Photo à la Hune

Route du Rhum en Imoca

Fabrice Amedeo, victime d’un «mal» incurable

  • Publié le : 03/10/2018 - 16:38
fabrice amadeo, victime d'un «mal» incurable

Photographié par Jean-Marie Liot depuis l’intérieur de son Imoca Newrest-Art et Fenêtres avant de prendre le départ, le 4 novembre prochain, de sa troisième Route du Rhum, Fabrice Amedeo s’estime «victime d’une maladie dont on ne guérit pas». Il poursuit : «J’aime mon métier de journaliste mais ma vie ne se fera pas sans la compétition à voile.»
Quand on demande à ce skipper âgé de 40 ans s’il sait où et comment il a attrapé ce «mal incurable», Fabrice Amedeo se souvient que «j’avais 8 ans, en 1986, quand mon père m’a amené au Cap Fréhel voir un de ses amis, Thierry Ledoux, qui faisait la course en cata. J’ai vu passer Royale, Côte d’Or… Il y avait un vent médium, il ne faisait pas très beau. C’est mon premier souvenir du Rhum."
"En 2010, pour mon premier Rhum, j’étais à peine conscient de ce que je faisais, ajoute-t-il. C’était une année de coups de chien sur la route Nord, j’ai enchaîné les dépressions. On se dit que l’on ne recommencera jamais, mais tout à basculé à l’arrivée. Devant un lever de soleil magnifique, je me suis dit : je vais repartir, ma vie c’est ça !"
"2014 a été ma course de référence, se souvient encore le skipper. J’ai terminé 9e sur 44, j’en suis fier.
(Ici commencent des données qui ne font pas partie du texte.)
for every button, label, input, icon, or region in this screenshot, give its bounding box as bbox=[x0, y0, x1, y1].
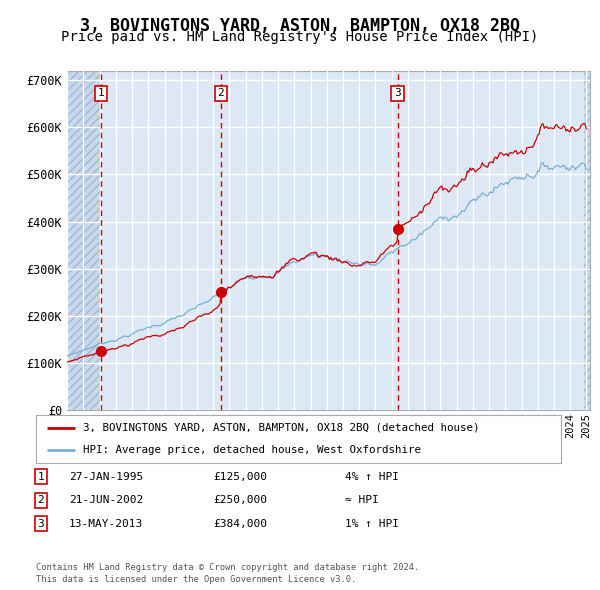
Bar bbox=[67, 71, 101, 410]
Text: 1: 1 bbox=[97, 88, 104, 99]
Text: £384,000: £384,000 bbox=[213, 519, 267, 529]
Text: 3: 3 bbox=[394, 88, 401, 99]
Text: 21-JUN-2002: 21-JUN-2002 bbox=[69, 496, 143, 505]
Text: 1% ↑ HPI: 1% ↑ HPI bbox=[345, 519, 399, 529]
Text: This data is licensed under the Open Government Licence v3.0.: This data is licensed under the Open Gov… bbox=[36, 575, 356, 584]
Text: 27-JAN-1995: 27-JAN-1995 bbox=[69, 472, 143, 481]
Bar bbox=[584, 71, 590, 410]
Text: HPI: Average price, detached house, West Oxfordshire: HPI: Average price, detached house, West… bbox=[83, 445, 421, 455]
Text: Contains HM Land Registry data © Crown copyright and database right 2024.: Contains HM Land Registry data © Crown c… bbox=[36, 563, 419, 572]
Text: 13-MAY-2013: 13-MAY-2013 bbox=[69, 519, 143, 529]
Bar bbox=[67, 71, 101, 410]
Text: 1: 1 bbox=[37, 472, 44, 481]
Bar bbox=[584, 71, 590, 410]
Text: 3, BOVINGTONS YARD, ASTON, BAMPTON, OX18 2BQ: 3, BOVINGTONS YARD, ASTON, BAMPTON, OX18… bbox=[80, 17, 520, 35]
Text: 4% ↑ HPI: 4% ↑ HPI bbox=[345, 472, 399, 481]
Text: £250,000: £250,000 bbox=[213, 496, 267, 505]
Text: 3: 3 bbox=[37, 519, 44, 529]
Text: 3, BOVINGTONS YARD, ASTON, BAMPTON, OX18 2BQ (detached house): 3, BOVINGTONS YARD, ASTON, BAMPTON, OX18… bbox=[83, 423, 480, 433]
Text: 2: 2 bbox=[217, 88, 224, 99]
Text: ≈ HPI: ≈ HPI bbox=[345, 496, 379, 505]
Text: 2: 2 bbox=[37, 496, 44, 505]
Text: £125,000: £125,000 bbox=[213, 472, 267, 481]
Text: Price paid vs. HM Land Registry's House Price Index (HPI): Price paid vs. HM Land Registry's House … bbox=[61, 30, 539, 44]
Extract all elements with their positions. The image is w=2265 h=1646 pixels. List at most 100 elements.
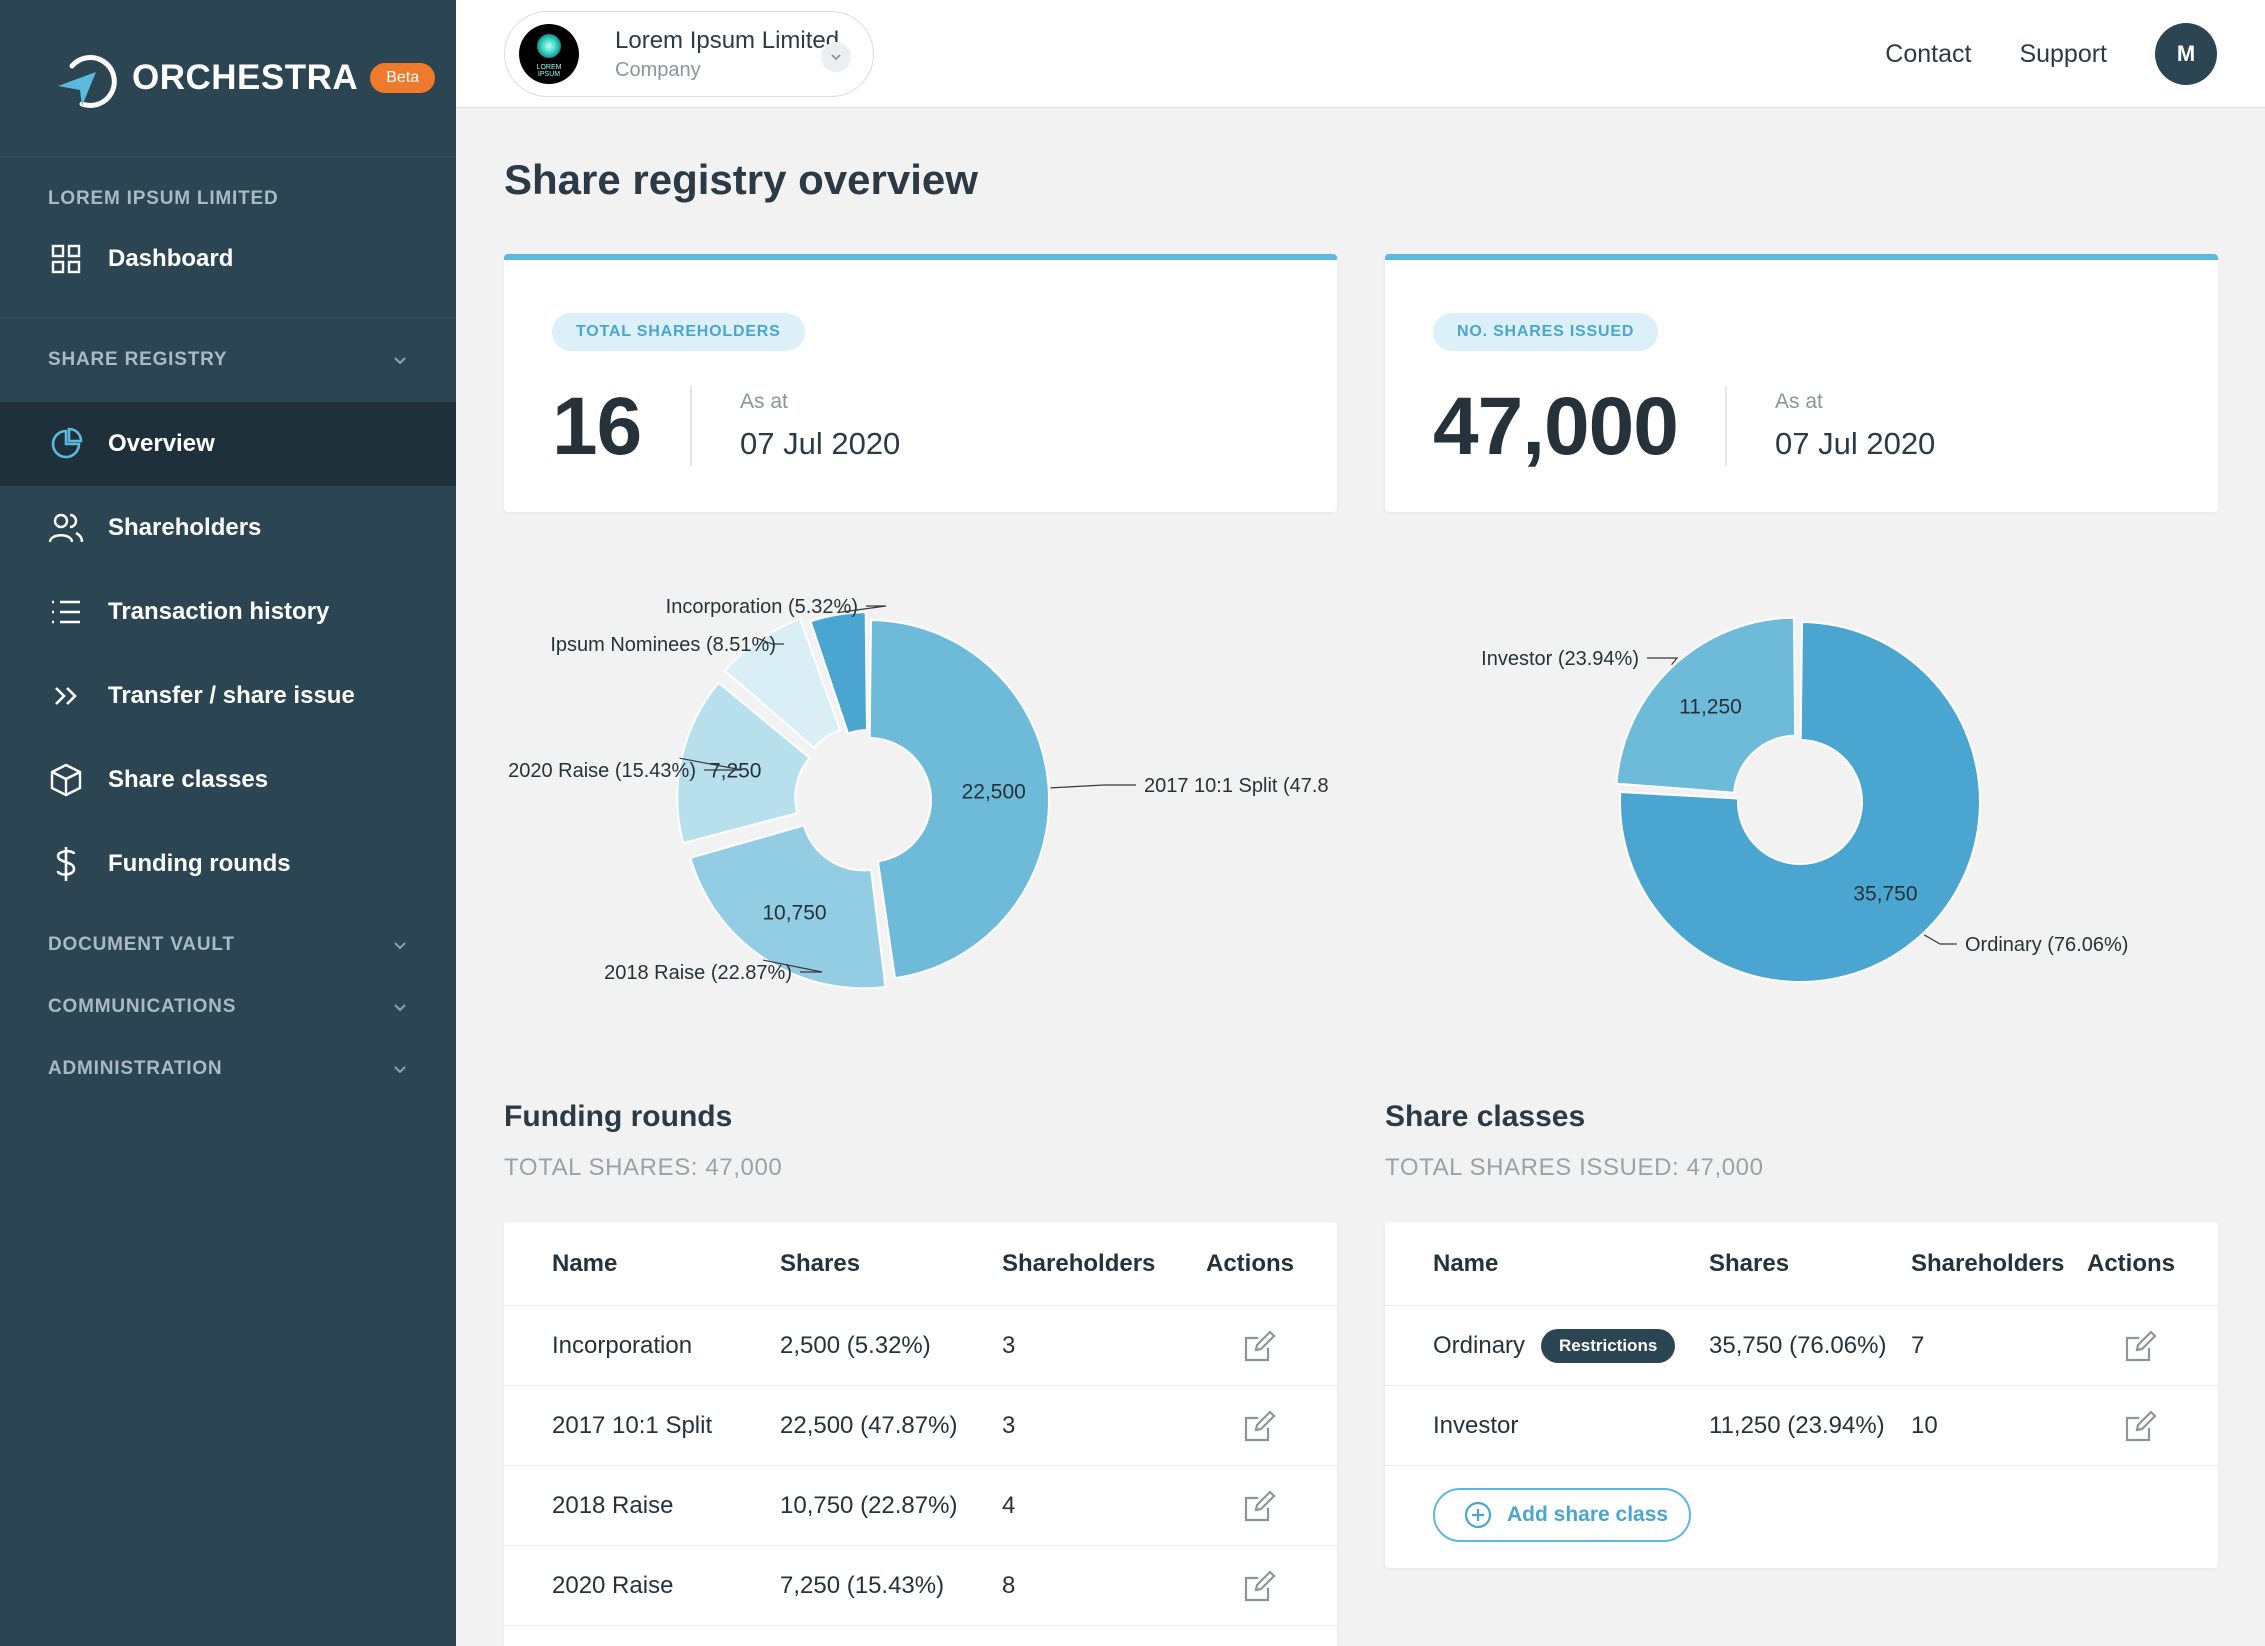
class-name: Investor	[1433, 1411, 1519, 1439]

Et quelle course ! La première nuit, par le travers d’Ouessant, un ballast a explosé ; j’avais 500 litres d’eau dedans. Mon dessalinisateur a rendu l’âme au même moment."
""Il me restait 18 jours d’eau douce, à condition de cuire mes lyophilisés à l’eau de mer ! Cette nuit-là aussi, je suis monté en tête de mât récupérer une drisse, puis je suis allé récupérer mon spi sous la coque. Tout le reste de la course s’est fait à fond et au final, encore cette certitude : ma vie ne se fera pas sans compétition.»